Kini kondisi Kuntum tak jauh berbeda dengan sejumlah media cetak lain yang masuk ke masa senjanya. Peralihan ke media digital serta tren pembaca di kalangan remaja yang berubah menjadi hal yang tak bisa dihindari. Oplah yang dulunya pernah lebih dari sepuluh ribu eksemplar perlahan surut. Turun ke enam ribu, lima ribu, dan terakhir yang saya ketahui berkisar di angka empat ribu setiap bulannya.

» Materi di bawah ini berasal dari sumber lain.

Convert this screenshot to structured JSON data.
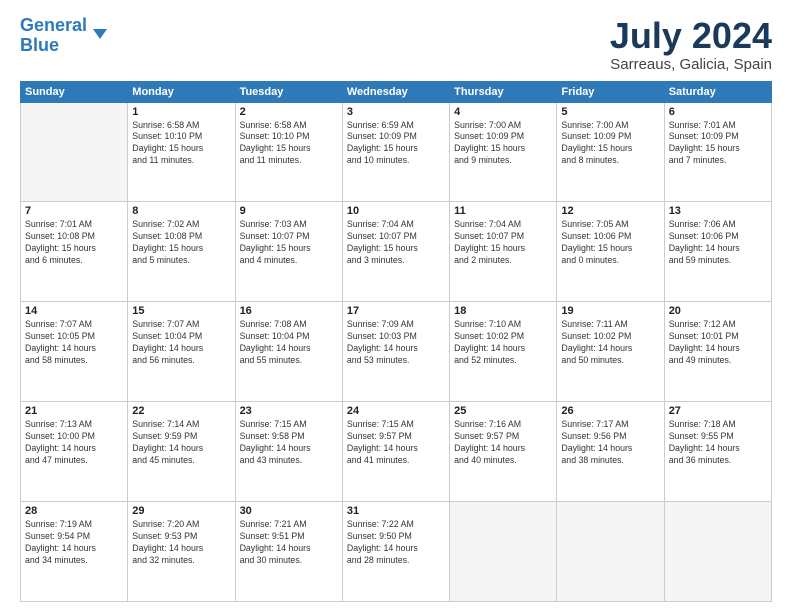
{
  "header": {
    "logo_line1": "General",
    "logo_line2": "Blue",
    "month_year": "July 2024",
    "location": "Sarreaus, Galicia, Spain"
  },
  "weekdays": [
    "Sunday",
    "Monday",
    "Tuesday",
    "Wednesday",
    "Thursday",
    "Friday",
    "Saturday"
  ],
  "weeks": [
    [
      {
        "day": "",
        "info": ""
      },
      {
        "day": "1",
        "info": "Sunrise: 6:58 AM\nSunset: 10:10 PM\nDaylight: 15 hours\nand 11 minutes."
      },
      {
        "day": "2",
        "info": "Sunrise: 6:58 AM\nSunset: 10:10 PM\nDaylight: 15 hours\nand 11 minutes."
      },
      {
        "day": "3",
        "info": "Sunrise: 6:59 AM\nSunset: 10:09 PM\nDaylight: 15 hours\nand 10 minutes."
      },
      {
        "day": "4",
        "info": "Sunrise: 7:00 AM\nSunset: 10:09 PM\nDaylight: 15 hours\nand 9 minutes."
      },
      {
        "day": "5",
        "info": "Sunrise: 7:00 AM\nSunset: 10:09 PM\nDaylight: 15 hours\nand 8 minutes."
      },
      {
        "day": "6",
        "info": "Sunrise: 7:01 AM\nSunset: 10:09 PM\nDaylight: 15 hours\nand 7 minutes."
      }
    ],
    [
      {
        "day": "7",
        "info": "Sunrise: 7:01 AM\nSunset: 10:08 PM\nDaylight: 15 hours\nand 6 minutes."
      },
      {
        "day": "8",
        "info": "Sunrise: 7:02 AM\nSunset: 10:08 PM\nDaylight: 15 hours\nand 5 minutes."
      },
      {
        "day": "9",
        "info": "Sunrise: 7:03 AM\nSunset: 10:07 PM\nDaylight: 15 hours\nand 4 minutes."
      },
      {
        "day": "10",
        "info": "Sunrise: 7:04 AM\nSunset: 10:07 PM\nDaylight: 15 hours\nand 3 minutes."
      },
      {
        "day": "11",
        "info": "Sunrise: 7:04 AM\nSunset: 10:07 PM\nDaylight: 15 hours\nand 2 minutes."
      },
      {
        "day": "12",
        "info": "Sunrise: 7:05 AM\nSunset: 10:06 PM\nDaylight: 15 hours\nand 0 minutes."
      },
      {
        "day": "13",
        "info": "Sunrise: 7:06 AM\nSunset: 10:06 PM\nDaylight: 14 hours\nand 59 minutes."
      }
    ],
    [
      {
        "day": "14",
        "info": "Sunrise: 7:07 AM\nSunset: 10:05 PM\nDaylight: 14 hours\nand 58 minutes."
      },
      {
        "day": "15",
        "info": "Sunrise: 7:07 AM\nSunset: 10:04 PM\nDaylight: 14 hours\nand 56 minutes."
      },
      {
        "day": "16",
        "info": "Sunrise: 7:08 AM\nSunset: 10:04 PM\nDaylight: 14 hours\nand 55 minutes."
      },
      {
        "day": "17",
        "info": "Sunrise: 7:09 AM\nSunset: 10:03 PM\nDaylight: 14 hours\nand 53 minutes."
      },
      {
        "day": "18",
        "info": "Sunrise: 7:10 AM\nSunset: 10:02 PM\nDaylight: 14 hours\nand 52 minutes."
      },
      {
        "day": "19",
        "info": "Sunrise: 7:11 AM\nSunset: 10:02 PM\nDaylight: 14 hours\nand 50 minutes."
      },
      {
        "day": "20",
        "info": "Sunrise: 7:12 AM\nSunset: 10:01 PM\nDaylight: 14 hours\nand 49 minutes."
      }
    ],
    [
      {
        "day": "21",
        "info": "Sunrise: 7:13 AM\nSunset: 10:00 PM\nDaylight: 14 hours\nand 47 minutes."
      },
      {
        "day": "22",
        "info": "Sunrise: 7:14 AM\nSunset: 9:59 PM\nDaylight: 14 hours\nand 45 minutes."
      },
      {
        "day": "23",
        "info": "Sunrise: 7:15 AM\nSunset: 9:58 PM\nDaylight: 14 hours\nand 43 minutes."
      },
      {
        "day": "24",
        "info": "Sunrise: 7:15 AM\nSunset: 9:57 PM\nDaylight: 14 hours\nand 41 minutes."
      },
      {
        "day": "25",
        "info": "Sunrise: 7:16 AM\nSunset: 9:57 PM\nDaylight: 14 hours\nand 40 minutes."
      },
      {
        "day": "26",
        "info": "Sunrise: 7:17 AM\nSunset: 9:56 PM\nDaylight: 14 hours\nand 38 minutes."
      },
      {
        "day": "27",
        "info": "Sunrise: 7:18 AM\nSunset: 9:55 PM\nDaylight: 14 hours\nand 36 minutes."
      }
    ],
    [
      {
        "day": "28",
        "info": "Sunrise: 7:19 AM\nSunset: 9:54 PM\nDaylight: 14 hours\nand 34 minutes."
      },
      {
        "day": "29",
        "info": "Sunrise: 7:20 AM\nSunset: 9:53 PM\nDaylight: 14 hours\nand 32 minutes."
      },
      {
        "day": "30",
        "info": "Sunrise: 7:21 AM\nSunset: 9:51 PM\nDaylight: 14 hours\nand 30 minutes."
      },
      {
        "day": "31",
        "info": "Sunrise: 7:22 AM\nSunset: 9:50 PM\nDaylight: 14 hours\nand 28 minutes."
      },
      {
        "day": "",
        "info": ""
      },
      {
        "day": "",
        "info": ""
      },
      {
        "day": "",
        "info": ""
      }
    ]
  ]
}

Perbaikan yang Perlu Diupayakan
Kala Majalah Hai, Gadis, dan sejumlah media cetak lain gulung tikar atau memilih pindah lini bisnis ke versi digital, Kuntum masih bisa terbit setiap bulan. Dengan nafas pendek dan tak bisa berlari kencang. Tanpa diversifikasi lini bisnis, aspek yang menunjang eksistensi Kuntum di umurnya yang sudah lewat dari 40 tahun ini adalah jejaring komunitas yang bisa diandalkan. Sebagaimana media-media cetak lain di kalangan organisasi yang juga bertahan salah satunya berkat solidaritas jaringan.
Namun, sebagai sebuah bisnis media, tak bisa mengandalkan solidaritas semata. Perbaikan dari sisi konten agar tetap aktual sesuai minat remaja terus diupayakan. Di sisi lain, pengembangan format media ke arah digital juga sedang dijalankan, meski dengan segala keterbatasan. Dari segi sumber daya manusia maupun dana.
Kuntum adalah saksi sejarah perjalanan dinamika remaja, terkhusus di kalangan Muhammadiyah. Sejarah yang sayang jika hilang begitu saja. Semoga menemukan jalan terbaiknya.